そこで我々がとった方法は……「発電容量を考えるとどうしてもホストの方が電力を喰うからUNIXサーバーをマシン室の外に出してそこにホストをいれる!」と言うものでした。当時、そのシステム用に使っていたUNIXはAP/DBサーバー合わせて4台あったのでそれをマシン室から出すとちょうどホストが入る、と。「んな無茶な!」って感じですが、実際そうだったのだから仕方ありません。テトリスとかぷよぷよみたいにちょうどUNIXサーバーを外に出せばホストが置けたのですから。
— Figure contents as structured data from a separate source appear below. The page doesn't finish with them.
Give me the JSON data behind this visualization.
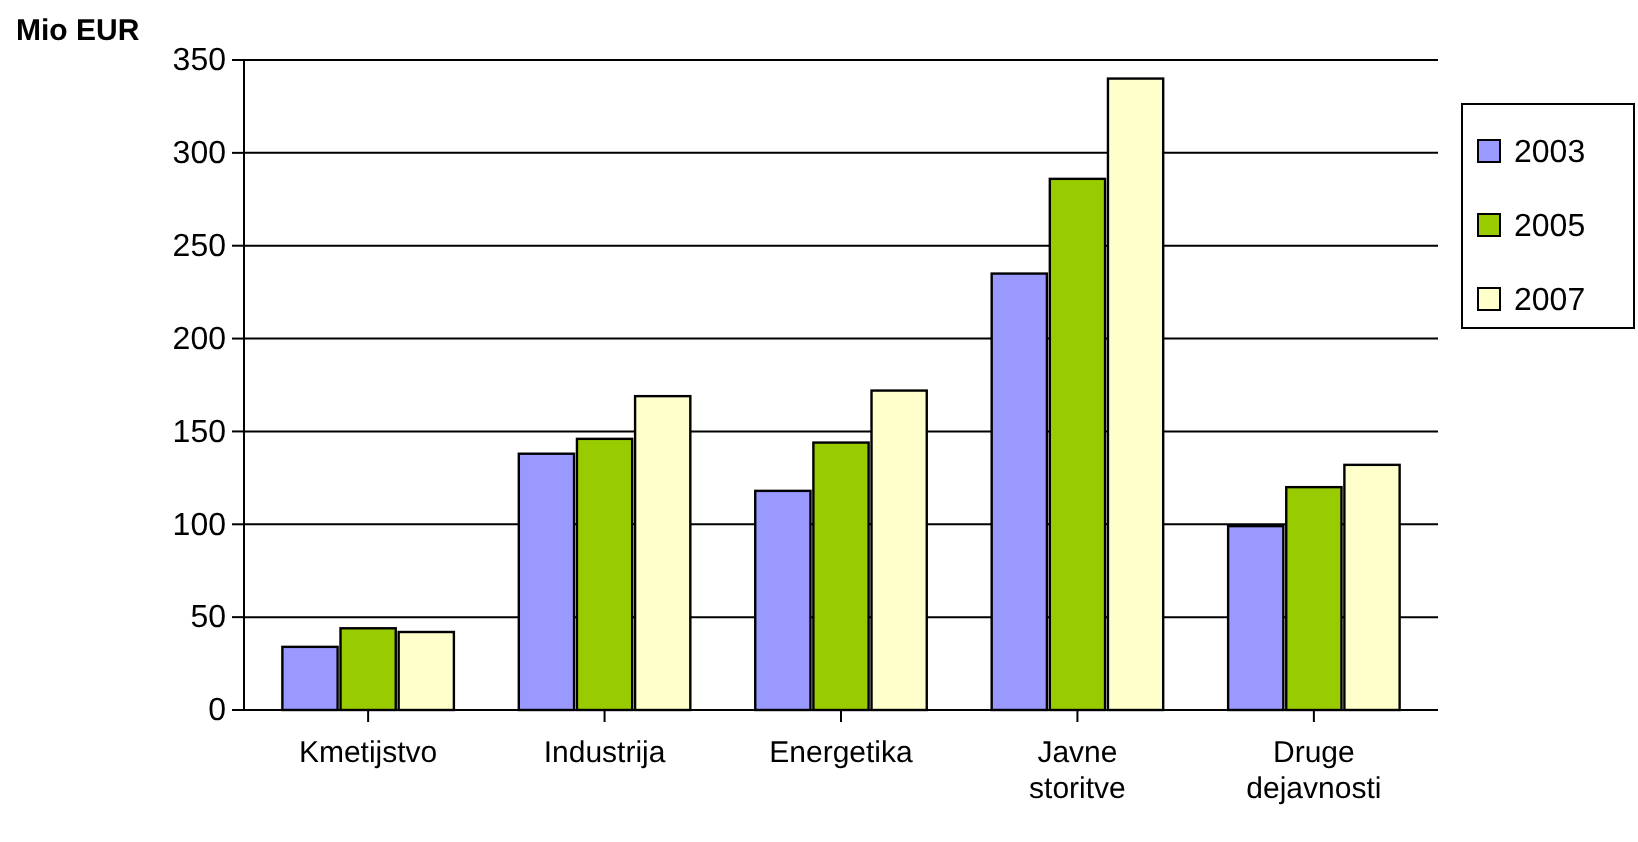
{
  "chart_data": {
    "type": "bar",
    "ylabel": "Mio EUR",
    "categories": [
      "Kmetijstvo",
      "Industrija",
      "Energetika",
      "Javne storitve",
      "Druge dejavnosti"
    ],
    "series": [
      {
        "name": "2003",
        "color": "#9999ff",
        "values": [
          34,
          138,
          118,
          235,
          99
        ]
      },
      {
        "name": "2005",
        "color": "#99cc00",
        "values": [
          44,
          146,
          144,
          286,
          120
        ]
      },
      {
        "name": "2007",
        "color": "#ffffcc",
        "values": [
          42,
          169,
          172,
          340,
          132
        ]
      }
    ],
    "ylim": [
      0,
      350
    ],
    "yticks": [
      0,
      50,
      100,
      150,
      200,
      250,
      300,
      350
    ],
    "grid": "y",
    "legend": "right"
  }
}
結果、不格好ではありますがマシン室の入り口のドアの横の壁に伝うように4台のUNIXサーバーを配置しました。僕がUNIXサーバーだとしたら相当な屈辱を味わう形になります。

今、自宅で普通にパソコンを使ったりノートパソコンを使われている方ってあんまり冷却って意識した事ないと思うんですよ。夏にスマホ使ってて「なんか異常に熱く無いか?」って思う事がある位だと思います。そう、夏……。

ある熱い夏の夜でした。いつものようにホスト対応にプログラムを修正していた時です。プロジェクトメンバーの誰かが「あれ?39番のサーバー生きてます?なんか繋がらなくなって…」と言いました。言い忘れましたが、プロジェクトルームとマシン室は結構距離が離れています。またUNIXサーバーは当時連番で下2桁が39,40,41,42番と呼ばれていました。
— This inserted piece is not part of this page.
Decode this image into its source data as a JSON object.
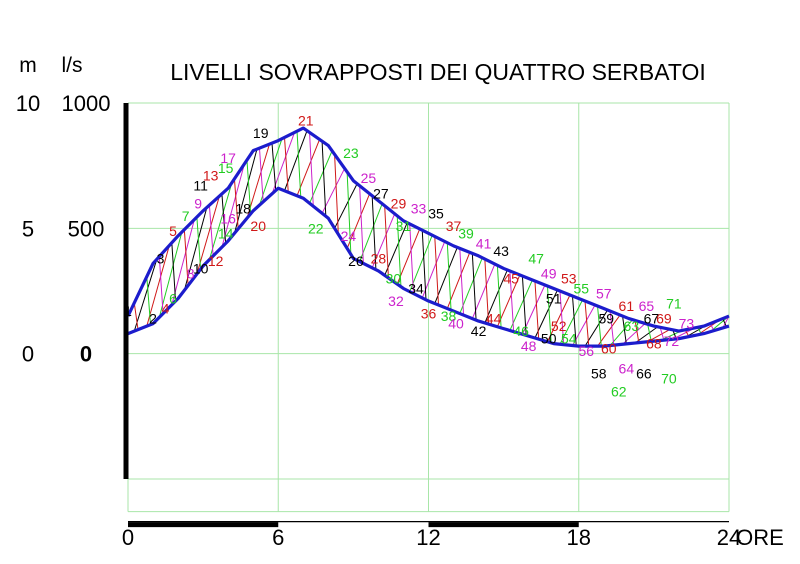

僕もさっそく確認してみます。ターミナルを立ち上げ39番サーバーに繋ぐ…確かに繋がりません。ただ40番〜42番は繋がりました。
「39番、ダメっぽいですね。ただ、40〜42番は繋がりました」と僕が言うと、先輩が「40番繋がらないよ」と。それに応じるように他の人が「さっきまで繋がっていたけれど41番、42番もダメだ…」と。

Eva maya

「39番から42番のサーバー、全台アクセスできません!!」

僕たちは一瞬焦りました。「いったいマシン室(の外の壁に置いたUNIXサーバー)で何が起こっているんだ……」と。

と言ってもゾンビ物のホラー映画では無いのでみんなで実際に行ってみる事に。
結果、一言で言うとマシンが異常な温度になったので強制的に落ちただけでした。通常、こういうサーバーはシステム内で温度管理がされており一定の温度を超えた場合、安全策として自分でシャットダウンを行うように作られています。勝手に電源が落ちるとデータが壊れるので「危ないから、そろそろ歯磨いて風呂入って寝ますわ」と言う行動を起こすように作られているのです。

ただ、今回は急激に温度が上がってしまいその猶予が無かったみたいです(それはそれで問題ですが)。39番から順番に死んでいったのは物理的に一番奥(部屋の隅で一番熱が篭るところ)から順番に死んでいったみたいです。一斉に全部死んだのならなんか分かるんですが1台ずつ落ちていく様に当時戦慄が走ったものです。

……ちなみに後日譚なのですが、とは言えマシン室は一杯ですぐに拡張できないため、UNIXサーバーが置いてある場所に応急プロジェクト部屋が作られ、扇風機と温度計が置かれる事になりました。ただ置いただけではまた同じような事が起こるのでそこに常勤するメンバー(1〜2名)を配置して仕事するという実にアナログな手法での対策。たまにその部屋に仕事で行くと「あちー」と言いながら団扇を仰ぐメンバーがいるのでした。

ちなみに、実話です。
僕はデータ流出とか大規模システム障害の件があるのでクラウドも程々にと思う古い考えですが、オンプレはオンプレでシステム運用以外に、物理的な問題もあったりするのですよと言うお話でした。